Extract PDF Links in Java
Contents
[
Hide
]
You can inspect PDF links by iterating over page annotations and filtering for AnnotationType.Link.
Extract link annotations
Use this example when you need the location and page information for link annotations on a page.
- Open the source PDF Document.
- Iterate through the page annotations and filter for link annotations.
- Read the page index and rectangle for each matching link.
public static void extractLinkAnnotation(Path inputFile) {
try (Document document = new Document(inputFile.toString())) {
for (Annotation annotation : document.getPages().get_Item(1).getAnnotations()) {
if (annotation.getAnnotationType() == AnnotationType.Link && annotation instanceof LinkAnnotation) {
LinkAnnotation linkAnnotation = (LinkAnnotation) annotation;
System.out.println("Page: " + linkAnnotation.getPageIndex()
+ ", location: " + linkAnnotation.getRect());
}
}
}
}
Extract hyperlink destinations
Use this example when you need to read the target URIs from web link annotations.
- Open the source PDF Document.
- Find LinkAnnotation objects whose action is a GoToURIAction.
- Print the page index and URI target for each hyperlink.

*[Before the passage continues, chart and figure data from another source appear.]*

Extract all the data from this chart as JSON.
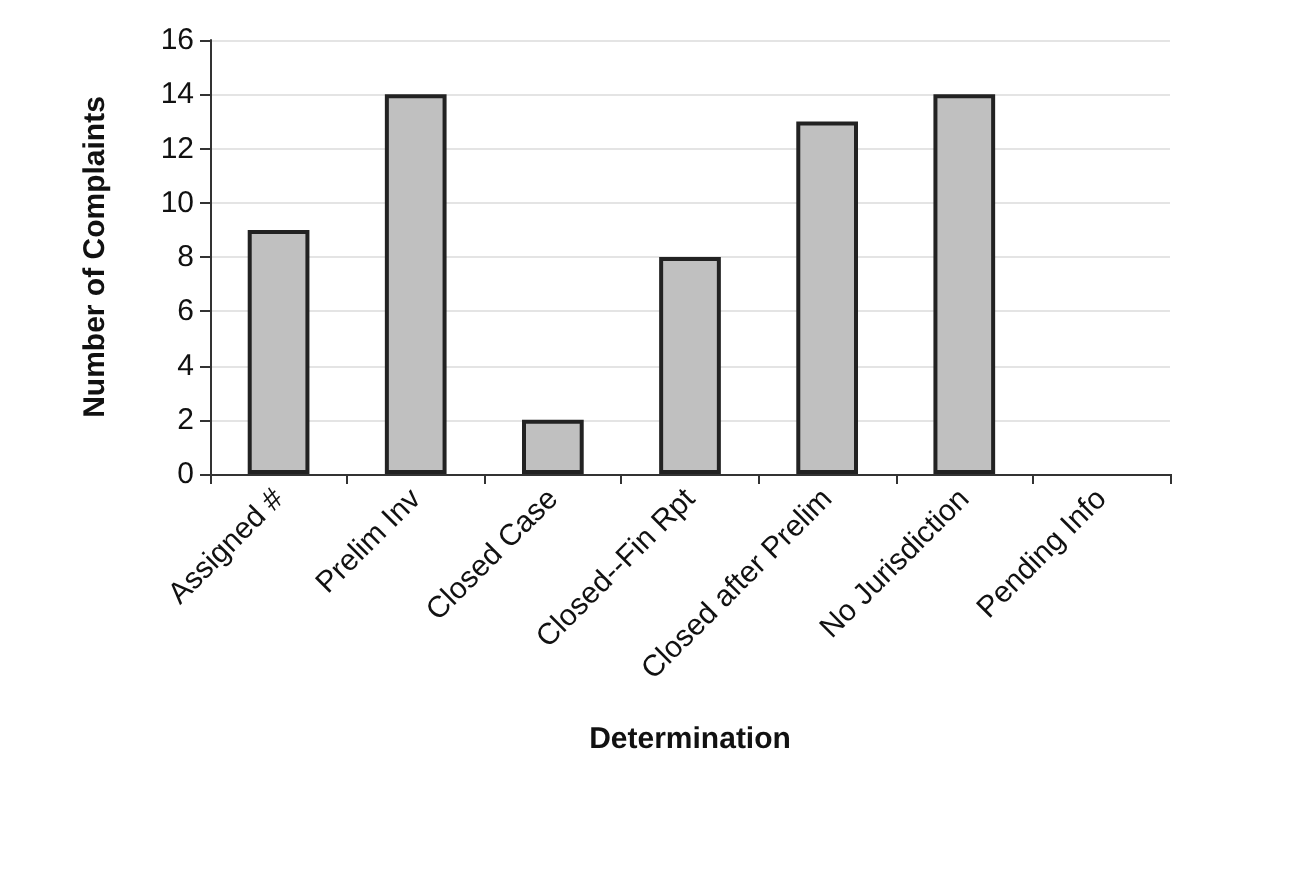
{
  "chart_data": {
    "type": "bar",
    "xlabel": "Determination",
    "ylabel": "Number of Complaints",
    "categories": [
      "Assigned #",
      "Prelim Inv",
      "Closed Case",
      "Closed--Fin Rpt",
      "Closed after Prelim",
      "No Jurisdiction",
      "Pending Info"
    ],
    "values": [
      9,
      14,
      2,
      8,
      13,
      14,
      0
    ],
    "color": "#c0c0c0",
    "ylim": [
      0,
      16
    ],
    "yticks": [
      0,
      2,
      4,
      6,
      8,
      10,
      12,
      14,
      16
    ],
    "grid": "y"
  }
}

public static void extractHyperlinks(Path inputFile) {
try (Document document = new Document(inputFile.toString())) {
for (Annotation annotation : document.getPages().get_Item(1).getAnnotations()) {
if (annotation.getAnnotationType() == AnnotationType.Link && annotation instanceof LinkAnnotation) {
LinkAnnotation linkAnnotation = (LinkAnnotation) annotation;
if (linkAnnotation.getAction() instanceof GoToURIAction) {
GoToURIAction action = (GoToURIAction) linkAnnotation.getAction();
System.out.println("Page " + linkAnnotation.getPageIndex() + ", URI:" + action.getURI());
}
}
}
}
}